Andrew Bird is an internationally acclaimed, Grammy-nominated multi-instrumentalist, vocalist, whistler, and songwriter who picked up his first violin at the age of four and spent his formative years soaking up classical repertoire completely by ear. Since beginning his recording career in 1997, Bird has released 17 albums and performed extensively across the globe. He has recorded with the Preservation Hall Jazz Band, appeared as “Dr. Stringz” on Jack’s Big Music Show, and headlined concerts at Carnegie Hall, Sydney Opera House, Walt Disney Concert Hall, and festivals worldwide.
Bird performed as the Whistling Caruso in Disney’s The Muppets movie, scored the FX series Baskets, and collaborated with inventor Ian Schneller on Sonic Arboretum, an installation that exhibited at New York’s Guggenheim Museum, Boston’s ICA, and the MCA Chicago. Bird has been a featured TED Talks presenter, a New Yorker Festival guest, and an op-ed contributor for the New York Times.
More recently, Bird released a series of site-specific improvisational short films and recordings called Echolocations, recorded in remote and acoustically interesting spaces: a Utah canyon, an abandoned seaside bunker, the middle of the Los Angeles River, and a reverberant stone-covered aqueduct in Lisbon. Additionally, Bird hosts an ongoing series of live-streamed performances called Live from the Great Room, putting the creative process on display for fans as he collaborates and converses with friends in a candid, intimate setting.
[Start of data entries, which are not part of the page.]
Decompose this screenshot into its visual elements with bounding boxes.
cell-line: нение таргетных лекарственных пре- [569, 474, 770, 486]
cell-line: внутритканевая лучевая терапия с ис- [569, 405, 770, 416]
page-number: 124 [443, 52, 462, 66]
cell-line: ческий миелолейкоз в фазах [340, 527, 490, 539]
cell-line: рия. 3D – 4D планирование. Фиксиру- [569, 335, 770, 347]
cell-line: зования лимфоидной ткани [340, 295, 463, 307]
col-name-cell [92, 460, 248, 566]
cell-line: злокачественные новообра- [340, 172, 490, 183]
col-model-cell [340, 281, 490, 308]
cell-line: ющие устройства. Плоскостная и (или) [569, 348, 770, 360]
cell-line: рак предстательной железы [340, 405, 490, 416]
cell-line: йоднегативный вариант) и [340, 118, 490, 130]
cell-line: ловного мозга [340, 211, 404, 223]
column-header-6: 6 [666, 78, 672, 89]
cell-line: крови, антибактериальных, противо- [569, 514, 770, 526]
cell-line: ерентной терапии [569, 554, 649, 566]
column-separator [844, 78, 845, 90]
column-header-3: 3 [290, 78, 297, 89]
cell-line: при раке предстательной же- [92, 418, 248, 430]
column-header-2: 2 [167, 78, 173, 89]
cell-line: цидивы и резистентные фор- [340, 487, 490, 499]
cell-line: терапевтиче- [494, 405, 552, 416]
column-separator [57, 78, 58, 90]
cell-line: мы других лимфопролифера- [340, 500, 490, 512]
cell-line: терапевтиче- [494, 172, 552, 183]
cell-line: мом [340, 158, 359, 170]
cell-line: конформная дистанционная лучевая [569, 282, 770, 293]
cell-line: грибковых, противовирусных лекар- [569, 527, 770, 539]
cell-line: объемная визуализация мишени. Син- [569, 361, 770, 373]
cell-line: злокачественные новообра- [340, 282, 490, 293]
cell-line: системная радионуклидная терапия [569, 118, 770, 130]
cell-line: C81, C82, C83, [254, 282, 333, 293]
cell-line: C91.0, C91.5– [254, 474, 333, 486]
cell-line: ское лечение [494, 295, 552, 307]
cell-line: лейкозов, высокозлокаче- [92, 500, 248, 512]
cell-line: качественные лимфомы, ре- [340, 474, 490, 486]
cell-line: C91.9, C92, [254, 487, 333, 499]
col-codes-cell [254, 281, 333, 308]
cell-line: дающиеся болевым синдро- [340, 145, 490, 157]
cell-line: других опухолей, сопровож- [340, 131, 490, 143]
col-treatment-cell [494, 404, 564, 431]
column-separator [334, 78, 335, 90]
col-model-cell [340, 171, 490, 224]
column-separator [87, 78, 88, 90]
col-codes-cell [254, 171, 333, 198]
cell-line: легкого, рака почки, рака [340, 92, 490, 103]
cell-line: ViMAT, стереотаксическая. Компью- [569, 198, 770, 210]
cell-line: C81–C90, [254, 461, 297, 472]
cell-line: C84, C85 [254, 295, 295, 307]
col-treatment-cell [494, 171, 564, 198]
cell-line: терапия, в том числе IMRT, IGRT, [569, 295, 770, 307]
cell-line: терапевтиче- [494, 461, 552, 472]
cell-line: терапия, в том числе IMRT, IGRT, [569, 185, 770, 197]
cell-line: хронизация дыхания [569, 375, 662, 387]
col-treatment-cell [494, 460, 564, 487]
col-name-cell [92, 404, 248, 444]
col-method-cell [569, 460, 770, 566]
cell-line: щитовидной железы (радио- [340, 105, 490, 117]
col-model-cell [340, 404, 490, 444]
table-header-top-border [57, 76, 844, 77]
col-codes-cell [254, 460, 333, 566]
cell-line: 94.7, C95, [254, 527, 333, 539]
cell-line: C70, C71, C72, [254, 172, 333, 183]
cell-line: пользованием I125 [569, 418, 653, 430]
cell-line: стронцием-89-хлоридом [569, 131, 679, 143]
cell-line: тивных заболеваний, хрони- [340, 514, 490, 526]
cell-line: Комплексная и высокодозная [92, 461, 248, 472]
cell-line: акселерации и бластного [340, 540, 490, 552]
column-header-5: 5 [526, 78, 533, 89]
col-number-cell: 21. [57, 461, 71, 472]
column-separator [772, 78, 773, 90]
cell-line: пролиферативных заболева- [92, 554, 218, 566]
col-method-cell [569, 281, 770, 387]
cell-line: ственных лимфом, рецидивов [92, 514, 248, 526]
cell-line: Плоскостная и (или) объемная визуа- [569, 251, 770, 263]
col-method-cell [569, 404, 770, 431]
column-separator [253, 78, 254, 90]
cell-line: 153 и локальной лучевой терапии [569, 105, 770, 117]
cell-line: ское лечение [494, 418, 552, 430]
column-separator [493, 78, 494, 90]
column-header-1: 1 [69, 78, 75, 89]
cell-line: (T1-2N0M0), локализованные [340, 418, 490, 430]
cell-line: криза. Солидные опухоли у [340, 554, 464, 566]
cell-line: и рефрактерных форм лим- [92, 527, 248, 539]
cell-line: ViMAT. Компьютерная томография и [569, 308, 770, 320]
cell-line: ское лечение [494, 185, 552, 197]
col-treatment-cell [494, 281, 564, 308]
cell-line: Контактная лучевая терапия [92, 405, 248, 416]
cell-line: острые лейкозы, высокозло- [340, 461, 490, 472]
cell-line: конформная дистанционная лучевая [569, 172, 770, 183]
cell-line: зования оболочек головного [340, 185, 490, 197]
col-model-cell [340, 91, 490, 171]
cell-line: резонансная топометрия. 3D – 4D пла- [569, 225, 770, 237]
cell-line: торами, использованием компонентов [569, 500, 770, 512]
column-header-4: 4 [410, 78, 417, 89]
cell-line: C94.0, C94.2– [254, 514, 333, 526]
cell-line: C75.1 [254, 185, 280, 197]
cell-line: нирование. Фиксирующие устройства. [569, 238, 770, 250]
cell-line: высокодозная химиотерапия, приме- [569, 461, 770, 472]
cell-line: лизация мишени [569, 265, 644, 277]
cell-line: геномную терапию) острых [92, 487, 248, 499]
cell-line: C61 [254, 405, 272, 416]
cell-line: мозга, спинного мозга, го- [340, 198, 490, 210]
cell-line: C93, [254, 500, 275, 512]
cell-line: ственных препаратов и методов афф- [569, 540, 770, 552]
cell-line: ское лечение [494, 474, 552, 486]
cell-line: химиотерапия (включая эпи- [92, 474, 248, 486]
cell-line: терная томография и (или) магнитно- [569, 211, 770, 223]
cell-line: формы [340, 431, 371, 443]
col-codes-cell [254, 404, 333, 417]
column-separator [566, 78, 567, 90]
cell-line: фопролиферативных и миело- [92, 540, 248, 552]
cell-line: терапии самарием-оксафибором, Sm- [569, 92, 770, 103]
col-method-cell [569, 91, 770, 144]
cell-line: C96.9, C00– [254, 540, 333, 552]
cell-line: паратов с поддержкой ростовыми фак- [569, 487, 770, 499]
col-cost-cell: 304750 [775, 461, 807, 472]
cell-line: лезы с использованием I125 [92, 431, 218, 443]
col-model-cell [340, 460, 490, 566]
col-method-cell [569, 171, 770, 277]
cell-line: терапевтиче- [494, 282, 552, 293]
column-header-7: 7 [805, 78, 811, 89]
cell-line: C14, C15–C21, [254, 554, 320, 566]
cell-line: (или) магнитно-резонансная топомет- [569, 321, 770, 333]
Shortly after receiving his 2020 Grammy nomination for Best Folk Album, with My Finest Work Yet, Andrew Bird made his professional acting debut in the cast of Fargo’s fourth installment, which concluded on FX in November 2020 and is currently streaming via Hulu. In March 2021, Bird released his latest project, These 13, an album entirely co-written and recorded with his longtime friend and former Squirrel Nut Zippers collaborator, Jimbo Mathus. Captured live to tape, just the two of them playing and singing from opposite sides of a microphone, These 13 marked the first set of new music that Bird and Mathus created together in more than 20 years.